Damages Under the CCPA

Before a private right of action for statutory damages can be filed, the statue provides for a 30 day cure provision.  But that provision only applies to the statutory damages.  Plaintiffs’ lawyers may file an action for actual damages without allowing for a cure. Don’t be surprised if Plaintiff’s lawyers send out notices of violations to trigger the cure provisions, but also, at the same time, include a settlement demand to prevent the filing of an action for actual damages.  Curing the violation is certainly prudent, but it won’t make the plaintiff’s bar go away.

If a plaintiff can get back early motions to discuss based on the foregoing, then its potential recovery will be determined by the number of consumers that the business has in its databank.  More consumers mean more damages, so it’s not surprising that bigger businesses, businesses that collect a lot of PI, and those that store it in separate, discrete silos, will be most at risk. Like traditional class action litigation, smaller companies, and those with less PI, will likely not have huge targets on their backs.  But they must nonetheless be vigilant, because even if the plaintiff’s bar does not come after them for data loss, the Attorney General still could for CCPA violations, as discussed below.

Actions by the Attorney General Under Section 1798. 155

If there is no exfiltration of data but a business fails to implement or maintain the notice, disclosure and deletion mandates of the CCPA the Attorney General can seek civil penalties against the offending business.  Referencing Business and Professions Code Section 17206, the law establishes a fine of $2,500 per violation, and up to $7,500 for each intentional violation. 

It’s unlikely that the Attorney General will be bringing cases for isolated or de minimis violations.  Rather, the AG will be looking at wholesale failures in implementation or failure or refusal to execute the law’s directives. By studying the law’s directives and following the advice of privacy lawyers and information governance service providers, businesses should be able to get ahead of the law before it kicks into gear.  And, even if a business can’t figure out how the statute applies to them specifically, the statute allows them to “seek the opinion of Attorney General for guidance” on compliance with the CCPA.  Like much of the bill, this section is subject to amendment, but the offer to provide guidance from the Attorney General makes it harder for a business to claim that the law’s many vagaries are simply too difficult to comprehend.
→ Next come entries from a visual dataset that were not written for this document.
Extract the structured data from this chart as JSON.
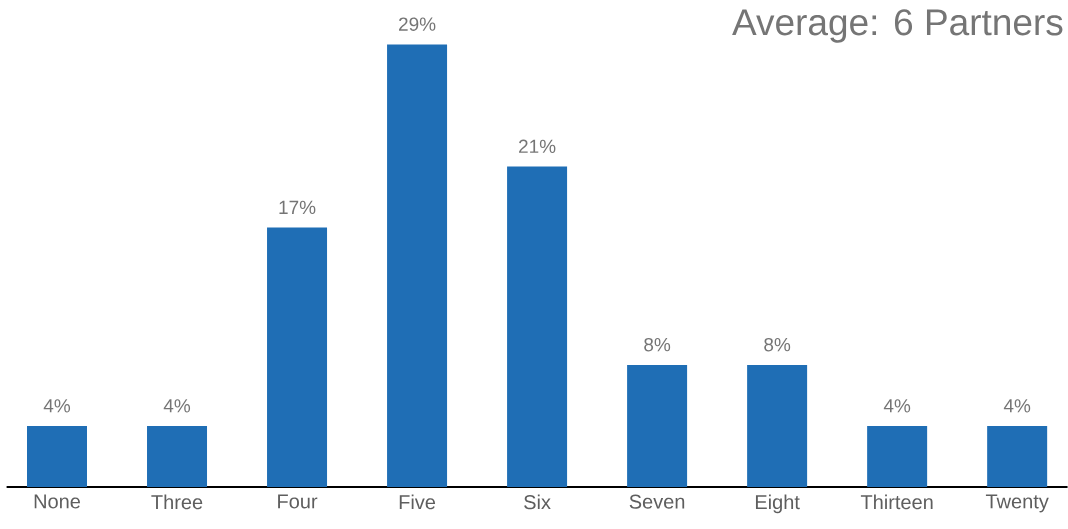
{
  "chart_data": {
    "type": "bar",
    "title": "Average: 6 Partners",
    "categories": [
      "None",
      "Three",
      "Four",
      "Five",
      "Six",
      "Seven",
      "Eight",
      "Thirteen",
      "Twenty"
    ],
    "values": [
      4,
      4,
      17,
      29,
      21,
      8,
      8,
      4,
      4
    ],
    "value_labels": [
      "4%",
      "4%",
      "17%",
      "29%",
      "21%",
      "8%",
      "8%",
      "4%",
      "4%"
    ],
    "color": "#1f6eb5"
  }
}
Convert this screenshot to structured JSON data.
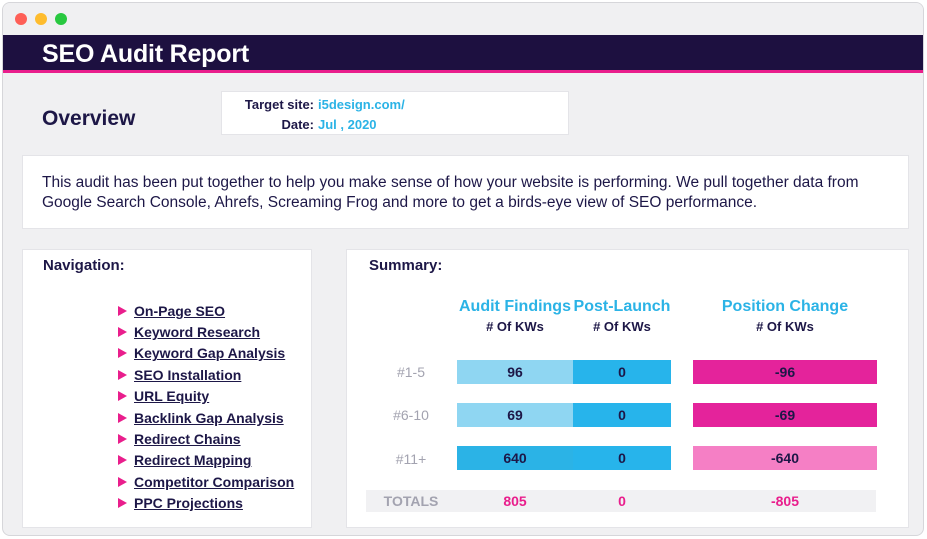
{
  "window": {
    "controls": [
      "close",
      "minimize",
      "maximize"
    ]
  },
  "header": {
    "title": "SEO Audit Report"
  },
  "overview": {
    "title": "Overview",
    "target_site_label": "Target site:",
    "target_site_value": "i5design.com/",
    "date_label": "Date:",
    "date_value": "Jul , 2020"
  },
  "intro": {
    "text": "This audit has been put together to help you make sense of how your website is performing. We pull together data from Google Search Console, Ahrefs, Screaming Frog and more to get a birds-eye view of SEO performance."
  },
  "navigation": {
    "title": "Navigation:",
    "items": [
      {
        "label": "On-Page SEO"
      },
      {
        "label": "Keyword Research"
      },
      {
        "label": "Keyword Gap Analysis"
      },
      {
        "label": "SEO Installation"
      },
      {
        "label": "URL Equity"
      },
      {
        "label": "Backlink Gap Analysis"
      },
      {
        "label": "Redirect Chains"
      },
      {
        "label": "Redirect Mapping"
      },
      {
        "label": "Competitor Comparison"
      },
      {
        "label": "PPC Projections"
      }
    ]
  },
  "summary": {
    "title": "Summary:",
    "columns": [
      {
        "heading": "Audit Findings",
        "sub": "# Of KWs"
      },
      {
        "heading": "Post-Launch",
        "sub": "# Of KWs"
      },
      {
        "heading": "Position Change",
        "sub": "# Of KWs"
      }
    ],
    "rows": [
      {
        "label": "#1-5",
        "audit": "96",
        "post": "0",
        "change": "-96"
      },
      {
        "label": "#6-10",
        "audit": "69",
        "post": "0",
        "change": "-69"
      },
      {
        "label": "#11+",
        "audit": "640",
        "post": "0",
        "change": "-640"
      }
    ],
    "totals": {
      "label": "TOTALS",
      "audit": "805",
      "post": "0",
      "change": "-805"
    }
  },
  "colors": {
    "header_bg": "#1d1040",
    "accent_pink": "#e91e8c",
    "accent_blue": "#2bb3e6",
    "audit_light": "#8fd6f2",
    "audit_strong": "#2bb3e6",
    "post": "#27b4eb",
    "change_strong": "#e4239b",
    "change_light": "#f57fc5"
  }
}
As stated, the offer of guidance from the Attorney general is subject to amendment and then, interpretation.  Left unsaid is when does the AG have to respond?  What happens until then?  Does the statute toll while a business waits for a response?  What if the response requires a significant amount of effort or cost – is non-compliance “tolled” for any period of time?

Cure Provision

The statute does offer some respite for non-compliance.Businesses are given 30 days after notice to cure alleged noncompliance.For matters involving failures of Notice or Disclosure, that time period seems reasonable, if brief.But there are other violations for which a thirty day cure provision will do no good.One is the prohibition on discrimination against a consumer who exercises rights under the law. Generally, a business may not charge more or offer a different level of quality of goods or services to consumers who exercise their rights unless “that difference is reasonably related to the value provided to the consumer by the consumer’s data”. So, the law effectively requires the business to quantify the value of data against any number and types of goods and services. To comply, a business must calculate that quantification before the Attorney General comes knocking.